No Miracles
Charcoal cannot replace the need for adding mineral nutrients.
I am an unabashed charcoal enthusiast. Used properly, adding charcoal to soil improves biomass production and soil health. Sometimes dramatically when soil productivity is low. Certainly part of the effect is increased nitrogen use efficiency: less N lost to nitrification and leaching. Charcoal also tends to be associated with higher post harvest soil levels of P and K for reasons that are not entirely clear. Perhaps this effect also is due to increased efficiency.
Most TP enthusiasts, myself included, are convinced that the most mysterious effects from adding charcoal relate to soil biology, more than they relate to direct physical and chemical effects, although those realms play important roles also. And, in keeping with my previous post, it seems clear to me that increased energy efficiency is a critical bit here. Plants and microbes are growing more biomass with less effort for reasons that can't be entirely explained by traditional nutrient-based perspectives. Yes, the charcoal adds potassium, yes it raises soil pH, yes it increases soil water and nutrient holding capacity. But the results speak to more, much more.
The behavior of charcoal amended soil seems to defy the limits of the soil-biology system understood by traditional science. However, it would be entirely foolish to think that simple soil nutritional requirements are not still in play. Nutrient deficiencies limit living systems. Charcoal may promote efficiencies that help stretch the budget in regards to those limits, but in the end, the most limiting nutrient before adding charcoal is probably still going to be the most limiting nutrient after adding charcoal.
What got me thinking about this was consulting soil scientist Doug Edmeades’ posts on soil organic matter. The first, Carbon farming: take-off or rip-off, explored how carbon sequestration efforts can cut both ways. The second, Soil Organic Matter Matters, hits on the most-limiting-nutrient.
Pasture plants need 16 nutrients. Without all 16 the clover will disappear, the pasture will be N deficient, the quality grasses will fail, pasture production would collapse followed by a need to cut back the stocking rate and, given sufficient years, a farm would be back to native pastures and bush. In the process soil carbon levels would decline.
Collapsed pasture production is no idle threat. We know that the collapse of legumes in pasture systems in Europe and in the eastern US helped motivate the expansion of the western US. Against that historical backdrop, Benjamin Franklin famously demonstrated sulfur deficiency when he added gypsum to alfalfa to form the words "This has been plastered". Doug Edmeades mentions this because soil carbon sequestration enthusiasts seem to have temporarily lost track of these limits. The same caution applies to charcoal.

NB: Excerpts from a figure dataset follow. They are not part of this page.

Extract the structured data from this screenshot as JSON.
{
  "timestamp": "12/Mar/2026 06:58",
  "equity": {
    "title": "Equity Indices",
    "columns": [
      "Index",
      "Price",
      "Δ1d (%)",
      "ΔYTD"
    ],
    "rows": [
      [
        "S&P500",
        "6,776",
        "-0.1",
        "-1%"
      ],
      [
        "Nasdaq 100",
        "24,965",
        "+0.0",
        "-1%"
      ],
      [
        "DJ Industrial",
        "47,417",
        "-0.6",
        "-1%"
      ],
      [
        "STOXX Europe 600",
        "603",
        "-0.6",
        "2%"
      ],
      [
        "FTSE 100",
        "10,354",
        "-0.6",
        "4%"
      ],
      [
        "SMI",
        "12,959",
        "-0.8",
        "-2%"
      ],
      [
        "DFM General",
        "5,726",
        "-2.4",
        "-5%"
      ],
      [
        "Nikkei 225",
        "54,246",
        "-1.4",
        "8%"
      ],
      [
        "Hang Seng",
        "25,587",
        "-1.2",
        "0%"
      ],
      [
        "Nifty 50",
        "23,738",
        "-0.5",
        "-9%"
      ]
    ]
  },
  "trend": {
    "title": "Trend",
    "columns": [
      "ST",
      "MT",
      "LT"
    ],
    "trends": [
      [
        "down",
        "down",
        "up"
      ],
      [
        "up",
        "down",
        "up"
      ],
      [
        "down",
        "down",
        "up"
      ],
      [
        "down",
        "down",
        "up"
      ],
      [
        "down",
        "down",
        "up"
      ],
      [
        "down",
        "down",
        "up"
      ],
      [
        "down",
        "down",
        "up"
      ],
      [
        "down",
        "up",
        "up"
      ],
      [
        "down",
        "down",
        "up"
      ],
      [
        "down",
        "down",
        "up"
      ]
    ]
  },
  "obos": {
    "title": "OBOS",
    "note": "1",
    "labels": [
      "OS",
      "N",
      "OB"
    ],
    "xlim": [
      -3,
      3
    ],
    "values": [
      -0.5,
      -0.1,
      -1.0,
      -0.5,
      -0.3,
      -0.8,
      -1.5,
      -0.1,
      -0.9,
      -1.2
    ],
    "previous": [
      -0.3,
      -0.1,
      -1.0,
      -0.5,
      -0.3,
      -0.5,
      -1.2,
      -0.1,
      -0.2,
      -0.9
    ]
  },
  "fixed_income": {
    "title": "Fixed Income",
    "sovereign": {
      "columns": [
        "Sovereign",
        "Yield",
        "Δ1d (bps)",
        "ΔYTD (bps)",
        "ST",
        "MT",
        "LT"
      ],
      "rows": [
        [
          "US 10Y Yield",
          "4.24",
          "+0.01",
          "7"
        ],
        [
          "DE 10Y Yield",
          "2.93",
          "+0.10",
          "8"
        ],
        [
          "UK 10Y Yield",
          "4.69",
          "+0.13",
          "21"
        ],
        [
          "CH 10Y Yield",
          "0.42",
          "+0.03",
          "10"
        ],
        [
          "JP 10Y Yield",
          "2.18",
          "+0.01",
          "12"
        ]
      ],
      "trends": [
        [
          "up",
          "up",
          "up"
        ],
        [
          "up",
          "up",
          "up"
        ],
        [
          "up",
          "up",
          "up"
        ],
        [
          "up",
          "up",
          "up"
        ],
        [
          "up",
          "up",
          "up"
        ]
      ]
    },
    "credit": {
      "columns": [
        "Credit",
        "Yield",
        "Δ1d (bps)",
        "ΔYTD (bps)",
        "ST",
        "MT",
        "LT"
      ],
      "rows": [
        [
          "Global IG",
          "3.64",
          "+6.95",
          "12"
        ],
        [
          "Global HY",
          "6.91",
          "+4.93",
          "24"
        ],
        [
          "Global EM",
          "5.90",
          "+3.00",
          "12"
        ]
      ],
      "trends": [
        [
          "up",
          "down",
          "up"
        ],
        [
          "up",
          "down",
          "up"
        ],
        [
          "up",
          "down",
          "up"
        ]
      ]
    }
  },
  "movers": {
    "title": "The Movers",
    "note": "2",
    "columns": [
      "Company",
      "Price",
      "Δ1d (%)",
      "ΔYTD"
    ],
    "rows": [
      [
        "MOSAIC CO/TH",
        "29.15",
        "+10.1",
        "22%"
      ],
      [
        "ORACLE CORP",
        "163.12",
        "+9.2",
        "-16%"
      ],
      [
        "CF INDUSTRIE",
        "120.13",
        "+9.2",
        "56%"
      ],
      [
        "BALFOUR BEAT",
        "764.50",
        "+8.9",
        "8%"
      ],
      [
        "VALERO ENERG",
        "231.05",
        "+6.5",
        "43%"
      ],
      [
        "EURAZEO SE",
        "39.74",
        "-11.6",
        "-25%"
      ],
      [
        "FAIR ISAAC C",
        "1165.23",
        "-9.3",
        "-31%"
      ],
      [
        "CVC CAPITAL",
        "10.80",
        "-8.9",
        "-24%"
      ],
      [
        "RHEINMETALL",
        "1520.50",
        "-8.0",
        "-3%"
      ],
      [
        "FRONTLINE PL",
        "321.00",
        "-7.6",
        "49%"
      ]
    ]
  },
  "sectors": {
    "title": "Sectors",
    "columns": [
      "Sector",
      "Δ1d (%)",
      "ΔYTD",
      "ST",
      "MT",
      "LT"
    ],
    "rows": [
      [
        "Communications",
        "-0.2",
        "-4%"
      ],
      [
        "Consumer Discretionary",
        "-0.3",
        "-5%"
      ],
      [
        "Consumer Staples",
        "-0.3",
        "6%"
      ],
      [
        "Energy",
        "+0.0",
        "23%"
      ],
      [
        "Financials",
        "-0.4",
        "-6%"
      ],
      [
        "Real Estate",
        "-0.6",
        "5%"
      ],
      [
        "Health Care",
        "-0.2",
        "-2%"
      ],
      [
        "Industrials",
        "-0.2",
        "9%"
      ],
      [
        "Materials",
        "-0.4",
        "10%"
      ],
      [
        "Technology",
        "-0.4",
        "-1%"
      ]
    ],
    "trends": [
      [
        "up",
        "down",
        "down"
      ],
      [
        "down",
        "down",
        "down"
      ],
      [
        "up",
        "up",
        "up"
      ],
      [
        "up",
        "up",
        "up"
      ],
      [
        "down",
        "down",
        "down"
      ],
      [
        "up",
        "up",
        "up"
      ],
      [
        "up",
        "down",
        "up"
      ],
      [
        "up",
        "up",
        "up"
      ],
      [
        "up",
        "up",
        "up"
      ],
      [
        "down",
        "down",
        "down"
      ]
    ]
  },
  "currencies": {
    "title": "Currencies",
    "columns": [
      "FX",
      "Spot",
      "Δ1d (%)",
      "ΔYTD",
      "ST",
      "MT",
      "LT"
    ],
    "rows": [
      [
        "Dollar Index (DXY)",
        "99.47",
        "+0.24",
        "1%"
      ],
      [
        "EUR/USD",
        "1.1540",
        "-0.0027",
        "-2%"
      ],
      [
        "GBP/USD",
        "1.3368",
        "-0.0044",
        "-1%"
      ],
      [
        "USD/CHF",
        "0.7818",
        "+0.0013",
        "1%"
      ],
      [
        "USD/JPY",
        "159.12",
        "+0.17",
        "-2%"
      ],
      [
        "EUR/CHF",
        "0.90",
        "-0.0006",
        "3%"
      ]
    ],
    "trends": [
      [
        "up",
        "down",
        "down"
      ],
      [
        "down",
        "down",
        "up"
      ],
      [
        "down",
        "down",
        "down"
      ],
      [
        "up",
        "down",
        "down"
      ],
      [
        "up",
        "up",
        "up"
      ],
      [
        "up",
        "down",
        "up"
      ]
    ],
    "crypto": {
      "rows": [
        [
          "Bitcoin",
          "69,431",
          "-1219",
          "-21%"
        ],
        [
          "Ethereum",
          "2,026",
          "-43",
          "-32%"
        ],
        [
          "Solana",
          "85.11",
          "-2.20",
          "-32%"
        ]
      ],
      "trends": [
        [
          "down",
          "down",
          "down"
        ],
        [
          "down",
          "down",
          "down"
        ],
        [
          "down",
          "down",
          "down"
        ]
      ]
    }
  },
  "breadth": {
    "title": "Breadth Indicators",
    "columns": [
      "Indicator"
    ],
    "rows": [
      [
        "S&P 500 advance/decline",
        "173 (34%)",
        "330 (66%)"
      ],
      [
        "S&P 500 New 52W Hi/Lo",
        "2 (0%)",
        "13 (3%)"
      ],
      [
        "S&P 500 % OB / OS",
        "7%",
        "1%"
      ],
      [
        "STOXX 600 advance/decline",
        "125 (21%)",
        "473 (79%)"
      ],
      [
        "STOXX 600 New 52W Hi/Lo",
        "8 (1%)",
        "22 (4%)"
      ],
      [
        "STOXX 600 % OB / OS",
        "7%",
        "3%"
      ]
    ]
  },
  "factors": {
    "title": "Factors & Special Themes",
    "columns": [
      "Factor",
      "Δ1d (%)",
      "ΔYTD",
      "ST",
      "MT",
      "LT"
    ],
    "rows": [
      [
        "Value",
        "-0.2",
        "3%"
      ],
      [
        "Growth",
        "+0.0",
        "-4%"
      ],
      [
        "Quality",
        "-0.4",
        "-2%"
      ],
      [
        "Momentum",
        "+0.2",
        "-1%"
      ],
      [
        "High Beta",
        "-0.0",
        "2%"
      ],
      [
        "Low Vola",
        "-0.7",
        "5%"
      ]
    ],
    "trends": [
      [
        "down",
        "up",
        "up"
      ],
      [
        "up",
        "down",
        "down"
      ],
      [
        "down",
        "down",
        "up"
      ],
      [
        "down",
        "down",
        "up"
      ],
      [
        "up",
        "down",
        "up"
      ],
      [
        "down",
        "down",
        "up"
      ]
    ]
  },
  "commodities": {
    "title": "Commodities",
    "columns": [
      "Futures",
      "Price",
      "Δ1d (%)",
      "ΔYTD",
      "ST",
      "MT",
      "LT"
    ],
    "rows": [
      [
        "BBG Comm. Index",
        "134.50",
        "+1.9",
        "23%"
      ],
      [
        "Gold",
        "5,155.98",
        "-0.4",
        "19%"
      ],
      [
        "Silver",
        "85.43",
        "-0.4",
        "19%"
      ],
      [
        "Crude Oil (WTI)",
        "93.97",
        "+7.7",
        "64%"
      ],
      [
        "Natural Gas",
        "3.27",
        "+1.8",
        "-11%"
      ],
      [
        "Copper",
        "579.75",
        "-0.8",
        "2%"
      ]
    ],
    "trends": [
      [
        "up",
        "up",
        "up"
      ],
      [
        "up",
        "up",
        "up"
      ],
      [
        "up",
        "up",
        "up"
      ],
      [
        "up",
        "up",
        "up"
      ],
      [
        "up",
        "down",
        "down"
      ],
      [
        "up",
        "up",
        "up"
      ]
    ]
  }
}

There is great potential for increasing productivity through judicious use of charcoal. However, TP enthusiasts must not lose sight of the fact that charcoal cannot replace the need for adding mineral nutrients.
2 comments:
You are getting around!
Biochar for Dummies
http://waywardstats.spaces.live.com/blog/cns!D32696C64D65A6A5!1087.entry
Congrats and keep up the good work.
great blog! i'm taking soil science in college this year and i have a feeling your writing will be a nice supplement
thought you' like to know that the latest national geographic has a page or so on biochar in its feature article.